Pensione anticipata o quota 100: cosa ci rimetto?

Con l’avvicinarsi del momento di accedere alla pensione sorgono dei dubbi sulla bontà delle decisioni prese al riguardo e ci si interroga su quale potrebbe essere la soluzione maggiormente conveniente: meglio la quota 100 subito o attendere di maturare i requisiti per l’anticipata ordinaria?

Rispondiamo ad un lettore di Money.it che ci scrive:

“Buongiorno,io a novembre compio 62 anni con 42 anni e 7 mesi di contributi mi conviene approfittare di quota cento o aspettare di andare a febbraio 2022 con i 42 e 10 mesi? Cosa ci rimetto? Grazie”.

Pensione: quota 100 o anticipata?

Nel suo caso cambia davvero pochissimo a livello economico scegliere l’una o l’altra misura per il pensionamento.

Da tenere presente, in ogni caso, che pur presentando a novembre la domanda per la quota 100 per la decorrenza del trattamento dovrà attendere la finestra di 3 mesi se è un dipendente del settore privato, con diritto alla decorrenza della pensione dal 1 marzo 2022, o di 6 mesi se lavora nel pubblico impiego, con decorrenza del trattamento previdenziale dal 1 giugno 2022.

Con la pensione anticipata, invece, per la decorrenza del trattamento, sia che lavori nel settore pubblico che in quello privato, sarà di 3 mesi con decorrenza della pensione, raggiungendo il requisito contributivo a febbraio 2022, dal 1 giugno 2022.

In entrambi i casi l’assegno previdenziale viene calcolato con il sistema misto, parte retributivo e parte contributivo. Se ha maturato più di 18 anni di contributi al 31 dicembre 1995, infatti, le spetta il calcolo retributivo per i contributi versati fino al 31 dicembre 2012 e il calcolo contributivo per tutti i versamenti successivi.

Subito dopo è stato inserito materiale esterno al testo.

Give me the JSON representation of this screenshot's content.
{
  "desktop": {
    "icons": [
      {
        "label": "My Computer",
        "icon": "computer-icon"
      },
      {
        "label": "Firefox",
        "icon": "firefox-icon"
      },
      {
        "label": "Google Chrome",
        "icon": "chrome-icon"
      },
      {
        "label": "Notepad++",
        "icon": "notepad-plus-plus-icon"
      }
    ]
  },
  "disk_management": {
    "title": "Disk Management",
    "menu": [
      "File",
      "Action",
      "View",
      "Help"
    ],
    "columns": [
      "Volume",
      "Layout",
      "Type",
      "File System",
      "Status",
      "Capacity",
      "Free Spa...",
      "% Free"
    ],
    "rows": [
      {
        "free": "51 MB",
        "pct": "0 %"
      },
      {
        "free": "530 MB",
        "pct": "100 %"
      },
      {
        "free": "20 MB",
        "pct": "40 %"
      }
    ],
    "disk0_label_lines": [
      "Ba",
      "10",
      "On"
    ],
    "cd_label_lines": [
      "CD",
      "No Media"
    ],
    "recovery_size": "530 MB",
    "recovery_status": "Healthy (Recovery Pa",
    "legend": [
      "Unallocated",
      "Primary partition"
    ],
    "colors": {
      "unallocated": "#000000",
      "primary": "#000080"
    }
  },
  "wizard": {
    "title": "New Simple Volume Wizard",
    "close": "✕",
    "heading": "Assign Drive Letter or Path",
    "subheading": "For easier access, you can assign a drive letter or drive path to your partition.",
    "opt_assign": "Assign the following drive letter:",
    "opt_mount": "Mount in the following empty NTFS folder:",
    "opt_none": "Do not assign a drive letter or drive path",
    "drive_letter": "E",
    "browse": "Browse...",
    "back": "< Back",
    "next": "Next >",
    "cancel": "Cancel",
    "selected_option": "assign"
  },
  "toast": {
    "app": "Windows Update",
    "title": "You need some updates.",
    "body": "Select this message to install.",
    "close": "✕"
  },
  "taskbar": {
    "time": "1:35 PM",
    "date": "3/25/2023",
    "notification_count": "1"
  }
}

Se, invece, al 31 dicembre 1995 non aveva maturato almeno 18 anni di contributi, il calcolo retributivo si applica soltanto ai contributi versati prima del 1996 e quello contributivo per i versamenti successivi.

La quota 100, infatti, non prevede penalizzazioni sul calcolo della pensione e l’unica differenza, nel suo caso, tra lo scegliere l’una o l’altra misura sarebbe rappresentata al massimo dai 3 mesi di contributi in più che verserebbe se lavora nel settore privato per raggiungere il pensionamento con l’anticipata Fornero: 3 mesi di contributi, però, per retribuzioni medie di 30mila euro l’anno, influiscono sull’assegno previdenziale mensile di circa 10 euro.

Proprio per questo motivo le ribadisco che nel suo caso scegliere una o l’altra misura è ininfluente a livello economico.